Code

Opened 7 years ago

Closed 3 years ago

#5768 closed (fixed)

Allow QuerySet.values() to return values spanning joins (for multi-valued relations)

Reported by: anonymous <tobutaz+bugs@…> Owned by:
Component: Database layer (models, ORM) Version: master
Severity: Keywords: values, values_list, one-to-many, many-to-many reverse
Cc: trevor@…, miracle2k, mrmachine Triage Stage: Ready for checkin
Has patch: yes Needs documentation: no
Needs tests: no Patch needs improvement: no
Easy pickings: UI/UX:

Description

I'd like to write:

class Tag(models.Model):
    name = models.CharField(maxlength=50)

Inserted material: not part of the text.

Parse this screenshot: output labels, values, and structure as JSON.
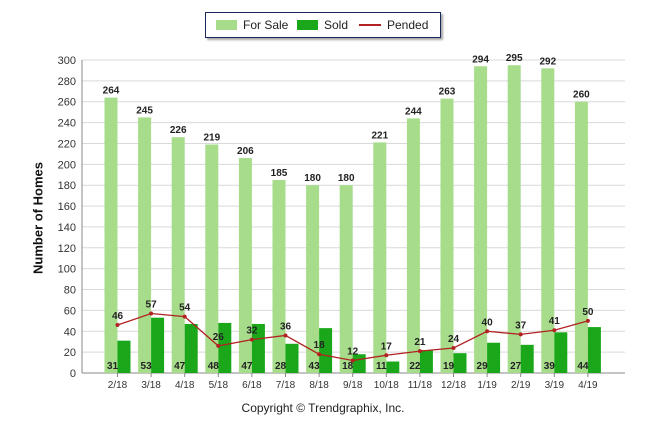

class Thing(models.Model):
    tags = models.ManyToManyKey(Tag)

Thing.objects.filter(tags__name).values('tags.name').distinct()

My use case is slightly more complicated (I use django-tagging and the GenericRelation does not make things simpler).

Of course I could do it manually with a loop, but it is necessary to have a queryset for some things, such as using a generic view.

Attachments (2)

5768-m2m-values-r14618.diff (9.6 KB) - added by mrmachine 3 years ago.
5768-m2m-values-r14639.diff (10.6 KB) - added by mrmachine 3 years ago.

Download all attachments as: .zip

Change History (27)

comment:1 Changed 7 years ago by anonymous <tobutaz+bugs@…>

  • Needs documentation unset
  • Needs tests unset
  • Patch needs improvement unset

Here is the use case with django-tagging:

    e_t = ContentType.objects.get_for_model(Entity)
    q_s = TaggedItem.objects.filter(content_type=e_t).extra(tables=['tag'], where=['tagged_item.tag_id=tag.id']).values('tag__name__exact').distinct()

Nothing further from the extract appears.